As time passed and FreakNik gained popularity, Black partygoers in general convened to enjoy loud, obnoxious music, public sex, wild parties with criminal amounts of drugs and alcohol, and a social scene untethered to rules. They brought a city’s roadways to its knees and fed their most carnal desires in front of God, mostly unbothered by the expectations of parents and professors back home. Their status as students, not addicts, street sex-workers or another underclass, elevated local and national shock. “We were overwhelmed by the numbers. The streets were full. The venues were full. The hotels were full. Everything was full. Where in America had we seen, prior to this, that number of African American youth in one place? Nowhere.” said Eldrin Bell, to Atlanta magazine’s Errin Haines Whack and Rebecca Burns.

As it stands, FreakNik served as a cultural ripener, creating appropriate venues and attitudes for Lil Kim’s Hard Core and Foxy Brown’s Ill Na Na for Black youth.
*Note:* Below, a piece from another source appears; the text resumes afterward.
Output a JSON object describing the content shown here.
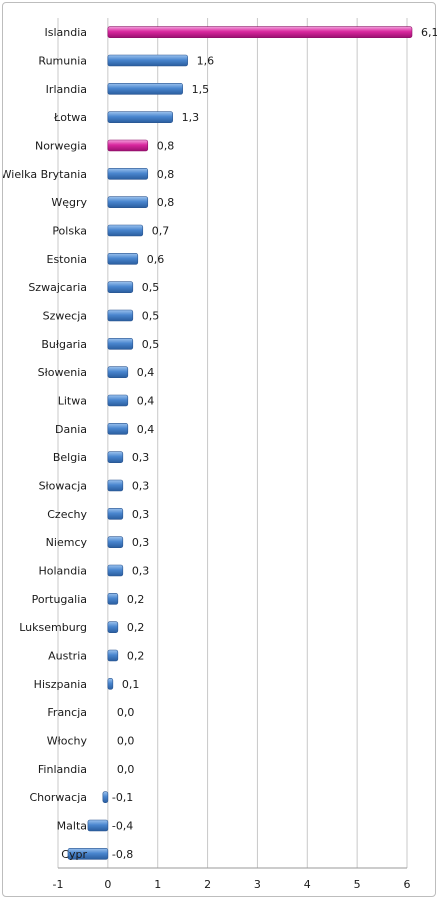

It fostered the type of rebellion that requires young adult bodies, anxious desire, good drugs, better music, beauty, hunger, heat, new money, annoyance with the Status Quo, mockery of optical values, a strong desire to fan the fire within us. Rebellion, but sexy. Normal in the realm of things that humans enjoy, and shocking in the face of The Old Guard.

But respectability is a proverbial magnifying glass placed above a subject’s body, and aligned with the summer sun, until it burns hot and scorches and turns to ashes. And so, FreakNik died out under the guise of inconvenience. Former Mayor, Kasim Reed, even threatened litigation against those who attempted its reincarnation. “We will walk the line between keeping order in our city and welcoming our visitors,” said Reed, during a 2010 public safety conference, in reference to events that draw large crowds.

FreakNik walked no lines and respected no order, though. It’s impact, on the micro attitude and the macro reaction to public raunch by students, artists and their broad, is permanently etched into the skyline. Millennials and older Gen Z live indifferently to the social norms pushed from the outer limits to the center by events like FreakNik. The spectacle of the respectable subject engaging their desires and rhythms on front street no longer conjures the same kind of alarm.

What some still might call the crass flaunting of one’s body, sexuality, social capital and wealth out in the open, on social media outlets today, for millions to witness, is simply a byproduct of what began as a picnic 35 years ago.

The structure of FreakNik, in all its glory, might look forgotten, abandoned even, but its ghosts still wander in the social fabric of today’s Black youth. Of new blood who don’t need permission to enjoy their rawest selves in front of you.